The large new play area includes zones for young children, older children and a separate “challenge course” for teens. The custom designed roofs over the play equipment provide shade and relate to the roof at the comfort station. Within the playground, a nautical themed water play area has a red fire boat with aim-able spray canons for water fights, and a sand area with play excavators and water tables for mixing up batches of mud. The nautical theme is reflected in the watery blue patterned rubber play surface and a deck of recycled plastic lumber links the play areas with a restored wetland area that was planted to attract native birds and butterflies.
Storm water throughout the park is infiltrated on site, with no connection to city storm drains. The synthetic turf field was designed to promote drainage through an under drainage system connected to large diameter infiltration pipes. The spectator area and parking lot drains to planted rain gardens that include grasses, shrubs and trees that will soon shade the bleachers.
Water is provided throughout the park – drinking fountains and bottle fillers eliminate the need for bottled water, and showers at the beach edge provide a welcome rinse. At the sports field misting posts cool down sweaty players, and two separate water play areas provide refreshing fun with spray canons, spray posts and spiral tunnels.

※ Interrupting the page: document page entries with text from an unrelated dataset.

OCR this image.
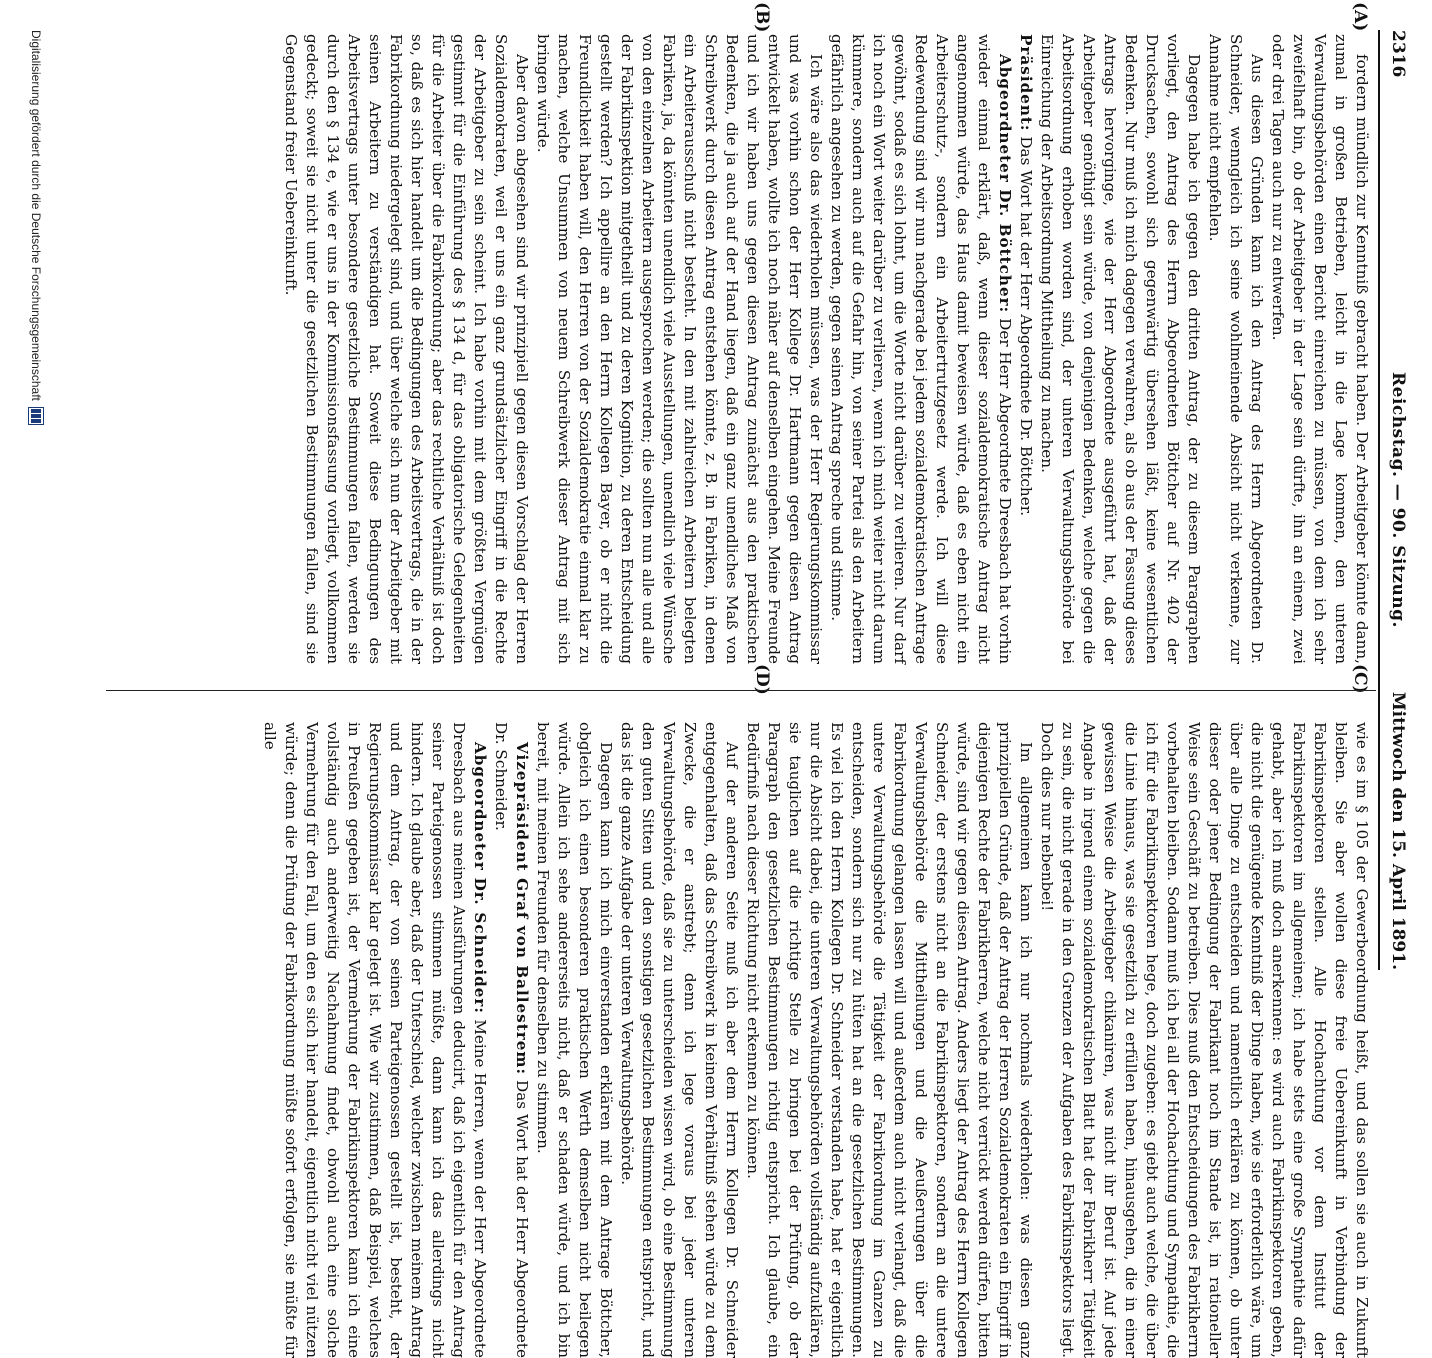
2316
Reichstag. — 90. Sitzung.
Mittwoch den 15. April 1891.
(A)
(B)
(C)
(D)

fordern mündlich zur Kenntniß gebracht haben. Der Arbeitgeber könnte dann, zumal in großen Betrieben, leicht in die Lage kommen, den unteren Verwaltungsbehörden einen Bericht einreichen zu müssen, von dem ich sehr zweifelhaft bin, ob der Arbeitgeber in der Lage sein dürfte, ihn an einem, zwei oder drei Tagen auch nur zu entwerfen.

Aus diesen Gründen kann ich den Antrag des Herrn Abgeordneten Dr. Schneider, wenngleich ich seine wohlmeinende Absicht nicht verkenne, zur Annahme nicht empfehlen.

Dagegen habe ich gegen den dritten Antrag, der zu diesem Paragraphen vorliegt, den Antrag des Herrn Abgeordneten Böttcher auf Nr. 402 der Drucksachen, sowohl sich gegenwärtig übersehen läßt, keine wesentlichen Bedenken. Nur muß ich mich dagegen verwahren, als ob aus der Fassung dieses Antrags hervorginge, wie der Herr Abgeordnete ausgeführt hat, daß der Arbeitgeber genöthigt sein würde, von denjenigen Bedenken, welche gegen die Arbeitsordnung erhoben worden sind, der unteren Verwaltungsbehörde bei Einreichung der Arbeitsordnung Mittheilung zu machen.

Präsident: Das Wort hat der Herr Abgeordnete Dr. Böttcher.

Abgeordneter Dr. Böttcher: Der Herr Abgeordnete Dreesbach hat vorhin wieder einmal erklärt, daß, wenn dieser sozialdemokratische Antrag nicht angenommen würde, das Haus damit beweisen würde, daß es eben nicht ein Arbeiterschutz-, sondern ein Arbeitertrutzgesetz werde. Ich will diese Redewendung sind wir nun nachgerade bei jedem sozialdemokratischen Antrage gewöhnt, sodaß es sich lohnt, um die Worte nicht darüber zu verlieren. Nur darf ich noch ein Wort weiter darüber zu verlieren, wenn ich mich weiter nicht darum kümmere, sondern auch auf die Gefahr hin, von seiner Partei als den Arbeitern gefährlich angesehen zu werden, gegen seinen Antrag spreche und stimme.

Ich wäre also das wiederholen müssen, was der Herr Regierungskommissar und was vorhin schon der Herr Kollege Dr. Hartmann gegen diesen Antrag entwickelt haben, wollte ich noch näher auf denselben eingehen. Meine Freunde und ich wir haben uns gegen diesen Antrag zunächst aus den praktischen Bedenken, die ja auch auf der Hand liegen, daß ein ganz unendliches Maß von Schreibwerk durch diesen Antrag entstehen könnte, z. B. in Fabriken, in denen ein Arbeiterausschuß nicht besteht. In den mit zahlreichen Arbeitern belegten Fabriken, ja, da könnten unendlich viele Ausstellungen, unendlich viele Wünsche von den einzelnen Arbeitern ausgesprochen werden; die sollten nun alle und alle der Fabrikinspektion mitgetheilt und zu deren Kognition, zu deren Entscheidung gestellt werden? Ich appellire an den Herrn Kollegen Bayer, ob er nicht die Freundlichkeit haben will, den Herren von der Sozialdemokratie einmal klar zu machen, welche Unsummen von neuem Schreibwerk dieser Antrag mit sich bringen würde.

Aber davon abgesehen sind wir prinzipiell gegen diesen Vorschlag der Herren Sozialdemokraten, weil er uns ein ganz grundsätzlicher Eingriff in die Rechte der Arbeitgeber zu sein scheint. Ich habe vorhin mit dem größten Vergnügen gestimmt für die Einführung des § 134 d, für das obligatorische Gelegenheiten für die Arbeiter über die Fabrikordnung; aber das rechtliche Verhältniß ist doch so, daß es sich hier handelt um die Bedingungen des Arbeitsvertrags, die in der Fabrikordnung niedergelegt sind, und über welche sich nun der Arbeitgeber mit seinen Arbeitern zu verständigen hat. Soweit diese Bedingungen des Arbeitsvertrags unter besondere gesetzliche Bestimmungen fallen, werden sie durch den § 134 e, wie er uns in der Kommissionsfassung vorliegt, vollkommen gedeckt; soweit sie nicht unter die gesetzlichen Bestimmungen fallen, sind sie Gegenstand freier Uebereinkunft.

wie es im § 105 der Gewerbeordnung heißt, und das sollen sie auch in Zukunft bleiben. Sie aber wollen diese freie Uebereinkunft in Verbindung der Fabrikinspektoren stellen. Alle Hochachtung vor dem Institut der Fabrikinspektoren im allgemeinen; ich habe stets eine große Sympathie dafür gehabt, aber ich muß doch anerkennen: es wird auch Fabrikinspektoren geben, die nicht die genügende Kenntniß der Dinge haben, wie sie erforderlich wäre, um über alle Dinge zu entscheiden und namentlich erklären zu können, ob unter dieser oder jener Bedingung der Fabrikant noch im Stande ist, in rationeller Weise sein Geschäft zu betreiben. Dies muß den Entscheidungen des Fabrikherrn vorbehalten bleiben. Sodann muß ich bei all der Hochachtung und Sympathie, die ich für die Fabrikinspektoren hege, doch zugeben: es giebt auch welche, die über die Linie hinaus, was sie gesetzlich zu erfüllen haben, hinausgehen, die in einer gewissen Weise die Arbeitgeber chikaniren, was nicht ihr Beruf ist. Auf jede Angabe in irgend einem sozialdemokratischen Blatt hat der Fabrikherr Tätigkeit zu sein, die nicht gerade in den Grenzen der Aufgaben des Fabrikinspektors liegt. Doch dies nur nebenbei!

Im allgemeinen kann ich nur nochmals wiederholen: was diesen ganz prinzipiellen Gründe, daß der Antrag der Herren Sozialdemokraten ein Eingriff in diejenigen Rechte der Fabrikherren, welche nicht verrückt werden dürfen, bitten würde, sind wir gegen diesen Antrag. Anders liegt der Antrag des Herrn Kollegen Schneider, der erstens nicht an die Fabrikinspektoren, sondern an die untere Verwaltungsbehörde die Mittheilungen und die Aeußerungen über die Fabrikordnung gelangen lassen will und außerdem auch nicht verlangt, daß die untere Verwaltungsbehörde die Tätigkeit der Fabrikordnung im Ganzen zu entscheiden, sondern sich nur zu hüten hat an die gesetzlichen Bestimmungen. Es viel ich den Herrn Kollegen Dr. Schneider verstanden habe, hat er eigentlich nur die Absicht dabei, die unteren Verwaltungsbehörden vollständig aufzuklären, sie tauglichen auf die richtige Stelle zu bringen bei der Prüfung, ob der Paragraph den gesetzlichen Bestimmungen richtig entspricht. Ich glaube, ein Bedürfniß nach dieser Richtung nicht erkennen zu können.

Auf der anderen Seite muß ich aber dem Herrn Kollegen Dr. Schneider entgegenhalten, daß das Schreibwerk in keinem Verhältniß stehen würde zu dem Zwecke, die er anstrebt; denn ich lege voraus bei jeder unteren Verwaltungsbehörde, daß sie zu unterscheiden wissen wird, ob eine Bestimmung den guten Sitten und den sonstigen gesetzlichen Bestimmungen entspricht, und das ist die ganze Aufgabe der unteren Verwaltungsbehörde.

Dagegen kann ich mich einverstanden erklären mit dem Antrage Böttcher, obgleich ich einen besonderen praktischen Werth demselben nicht beilegen würde. Allein ich sehe andererseits nicht, daß er schaden würde, und ich bin bereit, mit meinen Freunden für denselben zu stimmen.

Vizepräsident Graf von Ballestrem: Das Wort hat der Herr Abgeordnete Dr. Schneider.

Abgeordneter Dr. Schneider: Meine Herren, wenn der Herr Abgeordnete Dreesbach aus meinen Ausführungen deducirt, daß ich eigentlich für den Antrag seiner Parteigenossen stimmen müßte, dann kann ich das allerdings nicht hindern. Ich glaube aber, daß der Unterschied, welcher zwischen meinem Antrag und dem Antrag, der von seinen Parteigenossen gestellt ist, besteht, der Regierungskommissar klar gelegt ist. Wie wir zustimmen, daß Beispiel, welches in Preußen gegeben ist, der Vermehrung der Fabrikinspektoren kann ich eine vollständig auch anderweitig Nachahmung findet, obwohl auch eine solche Vermehrung für den Fall, um den es sich hier handelt, eigentlich nicht viel nützen würde; denn die Prüfung der Fabrikordnung müßte sofort erfolgen, sie müßte für alle

Digitalisierung gefördert durch die Deutsche Forschungsgemeinschaft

Much of the furniture was custom designed by Quennell Rothschild & Partners including fitness stations and small shade structures, precast concrete tables and stools, loungers at the beachfront of concrete and heat-treated Ash lumber, and large pebble-shaped seats of precast concrete designed to encourage lounging, stretching, and sitting in more playful and social ways.
Sustainable features are integrated into the park design; trees, lawns, maritime grasses and plant beds have replaced pavements. Where paving was needed, many of the new paved surfaces are permeable to allow water to percolate into the sandy ground below, or light colored to reflect the heat of the sun, helping to keep the air cool. Rain water is all captured on site and used to water the new plants. Plants were selected for their tolerance to the harsh beachfront environment of winds and salt spray, and include native trees and shrubs, seashore grasses and perennials, maritime grass areas and salt tolerant lawn grasses.
The transformation from flat fields of asphalt to green and active park spaces is a dramatic change that has been welcomed by locals who have flocked to the park since the opening. Previously, despite the beach location, many locals stayed away – with no shade and few amenities there was little to draw visitors except the beach. Now the park is a year round destination with places to sit and play in sun or shade, with shelter from winter winds or on a hill top to catch summer breezes.
Despite its beachfront location the park escaped major damage from hurricane Sandy. The sculpted landforms, durable materials and drainage system designed for infiltration contributed to its resilience. In the play area the equipment was undamaged, but the storm water lifted the play surfacing from its base and left behind large amounts of beach sand. The park had already become an important place for the community, and after the storm hundreds of local volunteers helped to clear the sand from the playground, working side by side with Parks staff. Parks Commissioner White said in a Daily News interview about the effort, “It is important in communities impacted by the storm to have a place for children to go, for people to go, to get out of their homes and try to resume a normal life. This is a very special playground.”